HNF4A is required to specify glucocorticoid action in the liver - ATACseq. HNF4A is required to specify glucocorticoid action in the liver - ATACseq

The glucocorticoid receptor (GR) is a nuclear hormone receptor critical to the regulation of energy metabolism and the inflammatory response. The actions of GR have been shown to be highly dependent on context. Here, we demonstrate the necessity for liver lineage-determining factor hepatocyte nuclear factor 4A (HNF4A) in defining tissue-specificity of GR action. In normal liver, the HNF4 motif lies adjacent to the glucocorticoid response element (GRE) at GR binding sites found within regions of open chromatin, as supported by this ATAC-seq data. In the absence of HNF4A, the liver GR cistrome is remodelled, with both loss and gain of GR recruitment evident. Lost sites are characterised by HNF4 motifs and weak GRE motifs. Gained sites are characterised by strong GRE motifs, and typically show GR recruitment in non-liver tissues. The functional importance of these HNF4A-regulated GR sites is further demonstrated by evidence of an altered transcriptional response to glucocorticoid treatment in the Hnf4a-null liver.

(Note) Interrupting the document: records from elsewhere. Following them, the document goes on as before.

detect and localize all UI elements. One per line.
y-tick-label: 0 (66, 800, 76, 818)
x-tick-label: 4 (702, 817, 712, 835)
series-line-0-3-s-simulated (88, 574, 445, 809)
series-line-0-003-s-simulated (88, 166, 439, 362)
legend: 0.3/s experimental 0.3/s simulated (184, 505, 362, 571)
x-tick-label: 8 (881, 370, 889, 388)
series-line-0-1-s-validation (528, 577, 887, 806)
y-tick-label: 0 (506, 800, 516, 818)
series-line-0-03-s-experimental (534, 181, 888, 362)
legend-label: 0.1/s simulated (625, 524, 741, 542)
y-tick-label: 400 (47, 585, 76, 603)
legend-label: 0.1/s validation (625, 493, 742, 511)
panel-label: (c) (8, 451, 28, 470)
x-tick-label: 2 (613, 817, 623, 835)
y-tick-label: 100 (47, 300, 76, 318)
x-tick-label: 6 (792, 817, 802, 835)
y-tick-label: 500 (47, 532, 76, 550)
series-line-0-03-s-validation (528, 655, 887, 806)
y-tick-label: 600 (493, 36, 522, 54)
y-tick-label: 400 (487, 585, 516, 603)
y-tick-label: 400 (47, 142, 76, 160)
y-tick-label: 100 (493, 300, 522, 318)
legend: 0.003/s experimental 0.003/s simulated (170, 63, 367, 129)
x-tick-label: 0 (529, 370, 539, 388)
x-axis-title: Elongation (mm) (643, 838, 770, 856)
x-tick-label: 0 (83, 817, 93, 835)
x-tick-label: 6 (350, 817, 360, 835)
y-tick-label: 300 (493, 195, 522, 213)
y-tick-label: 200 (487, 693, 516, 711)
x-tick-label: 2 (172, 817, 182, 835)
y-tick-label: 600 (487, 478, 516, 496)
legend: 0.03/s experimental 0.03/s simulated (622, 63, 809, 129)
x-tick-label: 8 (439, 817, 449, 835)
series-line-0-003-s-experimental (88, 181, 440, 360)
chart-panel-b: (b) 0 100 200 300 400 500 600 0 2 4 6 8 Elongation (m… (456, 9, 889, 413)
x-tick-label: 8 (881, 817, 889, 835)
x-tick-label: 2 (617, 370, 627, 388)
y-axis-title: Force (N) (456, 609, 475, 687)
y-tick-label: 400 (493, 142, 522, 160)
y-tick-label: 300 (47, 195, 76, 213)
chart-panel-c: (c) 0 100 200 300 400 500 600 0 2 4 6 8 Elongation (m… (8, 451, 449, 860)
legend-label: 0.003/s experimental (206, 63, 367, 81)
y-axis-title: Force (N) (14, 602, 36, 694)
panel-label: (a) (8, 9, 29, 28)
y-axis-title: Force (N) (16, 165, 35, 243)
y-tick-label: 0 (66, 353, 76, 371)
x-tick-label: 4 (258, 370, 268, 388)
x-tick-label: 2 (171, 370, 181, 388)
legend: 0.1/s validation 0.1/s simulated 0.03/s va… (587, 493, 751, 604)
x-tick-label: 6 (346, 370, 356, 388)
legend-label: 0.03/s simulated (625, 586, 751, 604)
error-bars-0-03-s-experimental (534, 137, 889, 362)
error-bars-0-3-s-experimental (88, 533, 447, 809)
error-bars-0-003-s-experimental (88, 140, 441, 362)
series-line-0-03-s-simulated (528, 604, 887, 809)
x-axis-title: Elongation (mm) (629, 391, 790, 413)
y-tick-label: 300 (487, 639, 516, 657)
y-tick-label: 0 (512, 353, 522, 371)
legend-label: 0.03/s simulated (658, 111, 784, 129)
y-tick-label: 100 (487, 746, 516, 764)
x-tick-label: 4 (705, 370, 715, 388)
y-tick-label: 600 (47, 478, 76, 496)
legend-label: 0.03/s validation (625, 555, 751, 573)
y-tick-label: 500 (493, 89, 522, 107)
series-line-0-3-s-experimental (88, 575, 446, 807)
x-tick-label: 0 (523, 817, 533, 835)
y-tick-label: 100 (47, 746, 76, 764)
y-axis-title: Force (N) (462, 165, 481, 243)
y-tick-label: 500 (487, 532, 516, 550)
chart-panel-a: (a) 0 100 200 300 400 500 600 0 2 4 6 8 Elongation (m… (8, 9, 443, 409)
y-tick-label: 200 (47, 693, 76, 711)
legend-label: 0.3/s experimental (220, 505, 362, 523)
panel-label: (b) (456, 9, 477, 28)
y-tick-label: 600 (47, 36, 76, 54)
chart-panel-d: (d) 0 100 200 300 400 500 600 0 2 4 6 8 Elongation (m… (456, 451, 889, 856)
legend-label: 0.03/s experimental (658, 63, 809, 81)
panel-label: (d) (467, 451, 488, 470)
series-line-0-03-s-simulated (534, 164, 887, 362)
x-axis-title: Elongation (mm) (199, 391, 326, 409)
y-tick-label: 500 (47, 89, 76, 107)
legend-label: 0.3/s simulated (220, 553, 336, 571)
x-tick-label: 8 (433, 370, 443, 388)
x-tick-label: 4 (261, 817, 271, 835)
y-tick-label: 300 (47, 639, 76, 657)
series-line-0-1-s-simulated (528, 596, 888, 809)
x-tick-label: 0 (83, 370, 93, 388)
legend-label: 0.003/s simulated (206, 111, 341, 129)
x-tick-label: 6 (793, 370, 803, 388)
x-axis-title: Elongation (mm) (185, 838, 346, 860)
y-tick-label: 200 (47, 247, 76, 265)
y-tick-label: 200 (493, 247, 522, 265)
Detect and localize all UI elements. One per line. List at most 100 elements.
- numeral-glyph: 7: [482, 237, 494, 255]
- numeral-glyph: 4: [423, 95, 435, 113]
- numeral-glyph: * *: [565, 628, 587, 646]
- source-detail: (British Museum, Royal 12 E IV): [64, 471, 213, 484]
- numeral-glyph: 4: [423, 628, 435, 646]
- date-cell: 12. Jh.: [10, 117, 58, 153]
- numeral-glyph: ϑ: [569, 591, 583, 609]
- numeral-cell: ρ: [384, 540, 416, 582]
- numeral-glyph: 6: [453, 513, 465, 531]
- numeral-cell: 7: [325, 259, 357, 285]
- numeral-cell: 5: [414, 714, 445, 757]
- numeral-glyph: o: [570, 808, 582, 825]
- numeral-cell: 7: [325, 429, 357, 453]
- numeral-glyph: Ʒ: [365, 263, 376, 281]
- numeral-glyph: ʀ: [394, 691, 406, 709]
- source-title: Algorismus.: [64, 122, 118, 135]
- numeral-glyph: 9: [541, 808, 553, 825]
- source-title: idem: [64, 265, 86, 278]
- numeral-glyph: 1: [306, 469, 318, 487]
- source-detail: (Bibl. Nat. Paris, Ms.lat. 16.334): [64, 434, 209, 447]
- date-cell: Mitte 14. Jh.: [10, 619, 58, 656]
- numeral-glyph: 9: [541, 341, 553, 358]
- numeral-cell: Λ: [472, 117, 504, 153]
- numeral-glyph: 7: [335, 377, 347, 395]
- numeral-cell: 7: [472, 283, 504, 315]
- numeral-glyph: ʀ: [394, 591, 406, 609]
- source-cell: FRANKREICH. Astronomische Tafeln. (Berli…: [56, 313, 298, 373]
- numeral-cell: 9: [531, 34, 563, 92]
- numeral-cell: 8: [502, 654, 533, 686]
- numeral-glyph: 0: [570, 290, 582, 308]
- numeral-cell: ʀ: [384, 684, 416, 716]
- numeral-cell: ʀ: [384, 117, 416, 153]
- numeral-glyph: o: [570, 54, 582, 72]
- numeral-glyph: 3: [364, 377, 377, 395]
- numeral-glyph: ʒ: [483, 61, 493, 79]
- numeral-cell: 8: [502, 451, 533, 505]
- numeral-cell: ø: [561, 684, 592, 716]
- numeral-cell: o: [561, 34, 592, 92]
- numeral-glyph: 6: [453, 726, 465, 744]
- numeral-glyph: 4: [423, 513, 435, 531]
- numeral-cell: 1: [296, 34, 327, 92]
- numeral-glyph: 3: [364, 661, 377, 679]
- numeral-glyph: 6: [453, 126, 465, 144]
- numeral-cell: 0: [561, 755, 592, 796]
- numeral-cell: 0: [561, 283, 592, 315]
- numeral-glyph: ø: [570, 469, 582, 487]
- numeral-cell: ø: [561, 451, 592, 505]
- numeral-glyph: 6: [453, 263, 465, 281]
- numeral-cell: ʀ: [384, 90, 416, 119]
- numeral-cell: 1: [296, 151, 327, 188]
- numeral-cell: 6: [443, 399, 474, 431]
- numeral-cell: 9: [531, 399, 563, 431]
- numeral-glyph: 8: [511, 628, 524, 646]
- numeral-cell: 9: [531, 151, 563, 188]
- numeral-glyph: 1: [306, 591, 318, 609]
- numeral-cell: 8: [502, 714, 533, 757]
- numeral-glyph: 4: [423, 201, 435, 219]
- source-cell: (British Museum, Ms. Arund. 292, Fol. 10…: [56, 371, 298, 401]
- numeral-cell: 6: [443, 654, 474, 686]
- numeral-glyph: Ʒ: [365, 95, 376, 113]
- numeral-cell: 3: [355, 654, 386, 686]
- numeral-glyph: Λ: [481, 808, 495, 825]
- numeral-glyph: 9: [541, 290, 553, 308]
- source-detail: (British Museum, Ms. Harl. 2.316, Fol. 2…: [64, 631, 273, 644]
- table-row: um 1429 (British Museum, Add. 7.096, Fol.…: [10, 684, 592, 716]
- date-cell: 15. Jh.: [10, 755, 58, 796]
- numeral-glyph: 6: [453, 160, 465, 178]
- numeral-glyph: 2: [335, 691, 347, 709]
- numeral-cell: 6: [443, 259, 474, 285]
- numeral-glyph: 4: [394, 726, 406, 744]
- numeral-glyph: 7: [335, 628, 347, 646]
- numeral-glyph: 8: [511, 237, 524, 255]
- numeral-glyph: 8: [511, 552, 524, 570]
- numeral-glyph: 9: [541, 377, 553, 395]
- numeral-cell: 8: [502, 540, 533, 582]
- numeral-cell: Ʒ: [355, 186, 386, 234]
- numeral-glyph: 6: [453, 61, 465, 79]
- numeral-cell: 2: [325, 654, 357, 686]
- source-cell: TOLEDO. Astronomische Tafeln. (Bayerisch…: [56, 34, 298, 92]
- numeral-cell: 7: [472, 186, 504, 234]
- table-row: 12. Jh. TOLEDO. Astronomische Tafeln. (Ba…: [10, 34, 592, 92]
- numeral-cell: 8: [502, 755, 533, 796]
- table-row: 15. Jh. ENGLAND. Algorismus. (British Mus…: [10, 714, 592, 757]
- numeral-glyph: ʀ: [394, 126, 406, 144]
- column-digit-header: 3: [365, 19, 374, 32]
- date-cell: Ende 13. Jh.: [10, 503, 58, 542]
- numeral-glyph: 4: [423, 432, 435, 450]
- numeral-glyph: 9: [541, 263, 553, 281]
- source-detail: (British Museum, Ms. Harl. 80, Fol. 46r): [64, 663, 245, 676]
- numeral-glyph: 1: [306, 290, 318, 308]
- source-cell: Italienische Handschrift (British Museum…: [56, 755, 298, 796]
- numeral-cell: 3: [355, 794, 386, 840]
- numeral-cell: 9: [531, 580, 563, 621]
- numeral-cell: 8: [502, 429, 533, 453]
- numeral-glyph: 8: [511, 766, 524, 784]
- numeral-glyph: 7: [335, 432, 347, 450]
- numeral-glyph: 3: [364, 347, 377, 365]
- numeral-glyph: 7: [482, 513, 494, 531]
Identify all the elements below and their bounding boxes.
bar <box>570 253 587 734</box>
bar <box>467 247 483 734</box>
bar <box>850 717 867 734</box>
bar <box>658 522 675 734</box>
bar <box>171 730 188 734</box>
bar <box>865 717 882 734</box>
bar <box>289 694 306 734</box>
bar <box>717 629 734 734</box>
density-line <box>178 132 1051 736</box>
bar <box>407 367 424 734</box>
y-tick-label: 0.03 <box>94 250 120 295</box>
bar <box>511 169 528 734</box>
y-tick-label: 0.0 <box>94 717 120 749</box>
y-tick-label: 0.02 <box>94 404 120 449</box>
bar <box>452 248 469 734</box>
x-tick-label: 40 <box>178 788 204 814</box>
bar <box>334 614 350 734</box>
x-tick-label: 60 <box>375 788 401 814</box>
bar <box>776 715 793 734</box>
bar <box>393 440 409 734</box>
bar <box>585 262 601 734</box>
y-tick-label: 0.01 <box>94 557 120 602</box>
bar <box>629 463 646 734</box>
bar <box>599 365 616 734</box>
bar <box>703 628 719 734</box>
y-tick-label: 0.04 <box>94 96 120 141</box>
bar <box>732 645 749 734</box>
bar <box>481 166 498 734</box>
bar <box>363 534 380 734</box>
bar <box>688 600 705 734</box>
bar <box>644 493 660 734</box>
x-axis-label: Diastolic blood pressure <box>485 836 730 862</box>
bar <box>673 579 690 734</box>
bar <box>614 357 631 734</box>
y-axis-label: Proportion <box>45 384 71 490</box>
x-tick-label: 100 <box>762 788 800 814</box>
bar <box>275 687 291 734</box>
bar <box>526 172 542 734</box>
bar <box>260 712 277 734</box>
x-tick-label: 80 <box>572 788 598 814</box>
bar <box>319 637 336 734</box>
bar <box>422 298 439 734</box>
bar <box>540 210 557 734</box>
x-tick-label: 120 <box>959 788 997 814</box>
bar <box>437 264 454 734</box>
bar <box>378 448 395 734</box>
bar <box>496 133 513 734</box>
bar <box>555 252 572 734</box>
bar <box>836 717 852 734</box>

糖皮质激素受体（glucocorticoid receptor, GR）是一类核激素受体，在能量代谢与炎症反应的调控中发挥关键作用。已有研究表明，GR的生物学活性高度依赖于组织细胞背景。本研究证实，肝脏谱系决定性因子肝细胞核因子4A（hepatocyte nuclear factor 4A, HNF4A）是定义GR组织特异性作用所必需的调控因子。在正常肝脏中，本研究的ATAC-seq数据显示，开放染色质区域内的GR结合位点处，HNF4结合基序紧邻糖皮质激素反应元件（glucocorticoid response element, GRE）。当HNF4A缺失时，肝脏GR的全基因组结合位点谱会发生重塑，GR的招募既出现丢失也出现获得。丢失的结合位点以HNF4基序与弱效GRE基序为特征；而获得的结合位点则以强效GRE基序为特征，且通常在非肝脏组织中可检测到GR招募现象。通过Hnf4a敲除肝脏中糖皮质激素处理后转录应答发生改变的实验证据，本研究进一步证实了这些受HNF4A调控的GR结合位点的功能重要性。